After all the dust had settled, I quickly realized that my best chance of getting an accurate representation of a Pan Am L1011-500 in 1:400 scale at a reasonable price, without waiting for a new release, was to go for a Dragon Wings example. After looking for a few months I was happy to find one at Airplane Replicas at an accessible price. Airplane Replicas also had Blue Box’s N504PA Clipper National Eagle in stock. By now, I was already well versed on the features of the -500, and its moulds in 1:400 scale. So, I was well aware of the fact that Blue Box had also used the entire wing piece of their -1 in their -500. However, to me, the Blue Box model had a few pluses that outweighed the wing issue. So, I also purchased it.
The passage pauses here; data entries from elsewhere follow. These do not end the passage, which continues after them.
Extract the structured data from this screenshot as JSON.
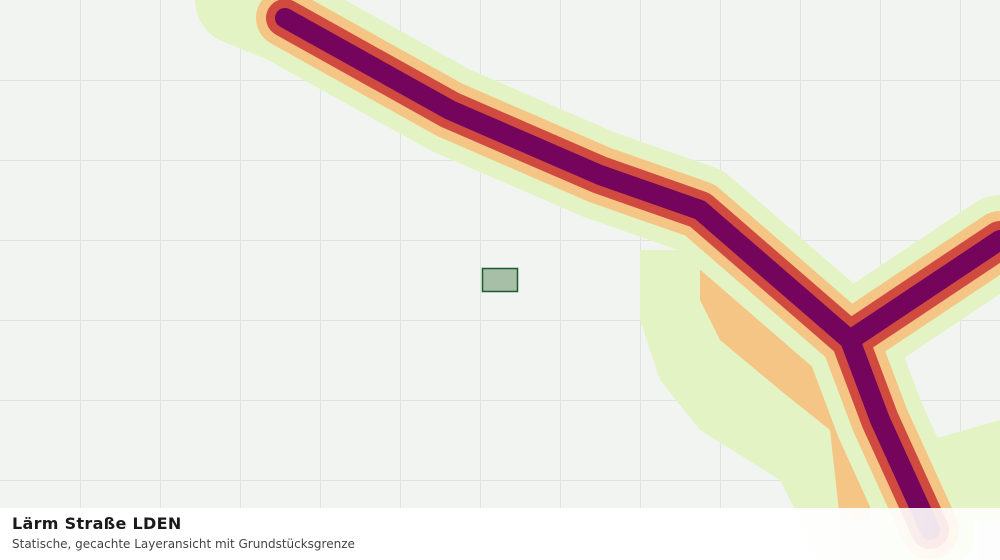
{
  "legend": {
    "title": "Lärm Straße LDEN",
    "subtitle": "Statische, gecachte Layeransicht mit Grundstücksgrenze"
  }
}
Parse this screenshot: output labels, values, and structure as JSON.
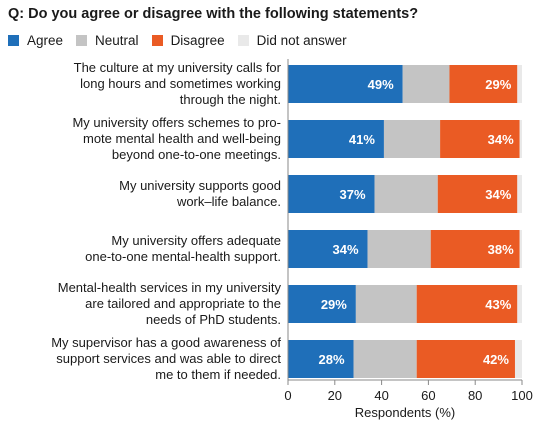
{
  "chart_data": {
    "type": "bar",
    "orientation": "horizontal",
    "stacked": true,
    "title": "Q: Do you agree or disagree with the following statements?",
    "xlabel": "Respondents (%)",
    "xlim": [
      0,
      100
    ],
    "xticks": [
      "0",
      "20",
      "40",
      "60",
      "80",
      "100"
    ],
    "grid": false,
    "legend_position": "top-left",
    "categories": [
      [
        "The culture at my university calls for",
        "long hours and sometimes working",
        "through the night."
      ],
      [
        "My university offers schemes to pro-",
        "mote mental health and well-being",
        "beyond one-to-one meetings."
      ],
      [
        "My university supports good",
        "work–life balance."
      ],
      [
        "My university offers adequate",
        "one-to-one mental-health support."
      ],
      [
        "Mental-health services in my university",
        "are tailored and appropriate to the",
        "needs of PhD students."
      ],
      [
        "My supervisor has a good awareness of",
        "support services and was able to direct",
        "me to them if needed."
      ]
    ],
    "series": [
      {
        "name": "Agree",
        "color": "#1f6fb9",
        "values": [
          49,
          41,
          37,
          34,
          29,
          28
        ],
        "labels": [
          "49%",
          "41%",
          "37%",
          "34%",
          "29%",
          "28%"
        ]
      },
      {
        "name": "Neutral",
        "color": "#c4c4c4",
        "values": [
          20,
          24,
          27,
          27,
          26,
          27
        ],
        "labels": []
      },
      {
        "name": "Disagree",
        "color": "#ea5b24",
        "values": [
          29,
          34,
          34,
          38,
          43,
          42
        ],
        "labels": [
          "29%",
          "34%",
          "34%",
          "38%",
          "43%",
          "42%"
        ]
      },
      {
        "name": "Did not answer",
        "color": "#e9e9e9",
        "values": [
          2,
          1,
          2,
          1,
          2,
          3
        ],
        "labels": []
      }
    ]
  }
}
First, being from an earlier generation of models I could accept less accuracy. I mean, less than a decade before Blue Box, Herpa Wings 1:500 was the standard for small-scale aircraft models. Plus, aside from having the wrong wing piece, the overall look of the model is quite nice, I think it is nicer than the current Gemini Jets version. Additionally, I enjoy getting pieces from a time when I was not actively collecting 1:400 models as I feel they help me experience what I missed out on. And finally, the main reason why I rationalized getting a Blue Box L1011-500 in 2022 was, again, the registration of this aircraft.

N504PA, Clipper National Eagle, was the first Pan Am L1011-500, and its inaugural flight was from New York to Caracas. Pan Am featured the event in their in-flight menus, which included a picture of the aircraft at the gate in Caracas. The picture is quite popular, and the first time I saw it was actually framed at the 1940 Air Terminal Museum at Hobby Airport in Houston, not too far from where I am writing this.

Rough recreation of N504PA's inaugural flight from JFK to CCS

In Closing

So, there you have it, ignorance is bliss, but I am glad I found out what a terrible mistake I had made by overlooking an NG Pan Am TriStar 500 at retail price and getting a Gemini Jets one instead, as I ended up with two nice Pan Am TriStar 500s, including one of relevance to Venezuela’s contemporary aviation history. I probably would not have come across Blue Box’s Clipper National Eagle if I had originally gotten the NG version instead of the Gemini Jets one. I also learned a lot about the Lockheed L1011, and now I appreciate more the mould reviews of Yesterday Airlines and others that do the same.

Above you can see the picture that inspired me to get a British Airways TriStar, and my recreation with a -1 instead of a -500.

I consider my TriStar crisis a drama with a happy ending and hope you found it as entertaining and comical as I did.